Orwell’s memory hole: Fury as 1,000-year-old tree dating back to Battle of Hastings ‘is mysteriously uprooted’ in suspected felling – a week after Sycamore Gap Tree was cut down

Locals are outraged after a 1,000-year-old tree which dates back to the Battle of Hastings was mysteriously uprooted in a ‘suspected felling’ – just a week after Sycamore Gap Tree was cut down.

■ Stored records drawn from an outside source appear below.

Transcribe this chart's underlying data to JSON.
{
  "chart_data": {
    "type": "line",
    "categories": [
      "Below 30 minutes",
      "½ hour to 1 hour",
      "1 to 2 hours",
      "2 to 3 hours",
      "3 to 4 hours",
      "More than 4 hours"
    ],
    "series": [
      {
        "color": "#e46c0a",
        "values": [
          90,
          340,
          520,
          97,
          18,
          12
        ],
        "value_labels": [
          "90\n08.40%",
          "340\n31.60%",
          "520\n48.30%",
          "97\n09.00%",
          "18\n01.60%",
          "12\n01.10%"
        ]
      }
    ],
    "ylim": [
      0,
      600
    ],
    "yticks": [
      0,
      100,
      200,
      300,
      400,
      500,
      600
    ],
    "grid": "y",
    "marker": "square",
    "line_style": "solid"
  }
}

The 40ft yew tree stood in a privately owned field near Uckham Lane, Battle, a mile from Senlac Hill.

Speculation has mounted about how it had been toppled, with some suggesting the tree was deliberately cut down while others say it could have been knocked over by recent strong winds.

One local suggested the roots of the tree were rotting, meaning that the yew tree would have been unstable.

It comes just a week after the felling of the Sycamore Gap tree near Hadrian’s Wall in Northumberland. The sycamore – which had featured in the 1991 Robin Hood: Prince of Thieves movie – had been one of the world’s most photographed trees until it was reduced to a stump.

Stephen White, who lives near Battle, said the tree was an important ‘ancient monument’. Qualified tree surgeon Paul Lawrence, 51, told the Argus how the tree meant a lot to him because he had spread his grandfather’s ashes there. He added that he had a ‘personal connection’ to the yew tree. Rother District Council said it cannot comment as the tree was on private land.

Mr Lawrence said: ‘I was in complete and utter disbelief. The farmer has been doing work around the fields and cut back overgrown trees which I know needs to be done.

‘I think it happened on Thursday. I was extremely emotional, I was very angry too.’

Many trees of that age are protected by Tree Preservation Orders, which prohibit cutting down, felling or causing willful damage to specific trees, groups of trees or woodlands.

The yew tree was just a few miles away from the Crowhurst Yew, which stands in St George’s churchyard.

The yew is one of the longest-lived native species in Europe and is steeped in folklore. Yew trees are associated with churchyards and there are at least 500 churchyards in England which contain yew trees older than the buildings themselves.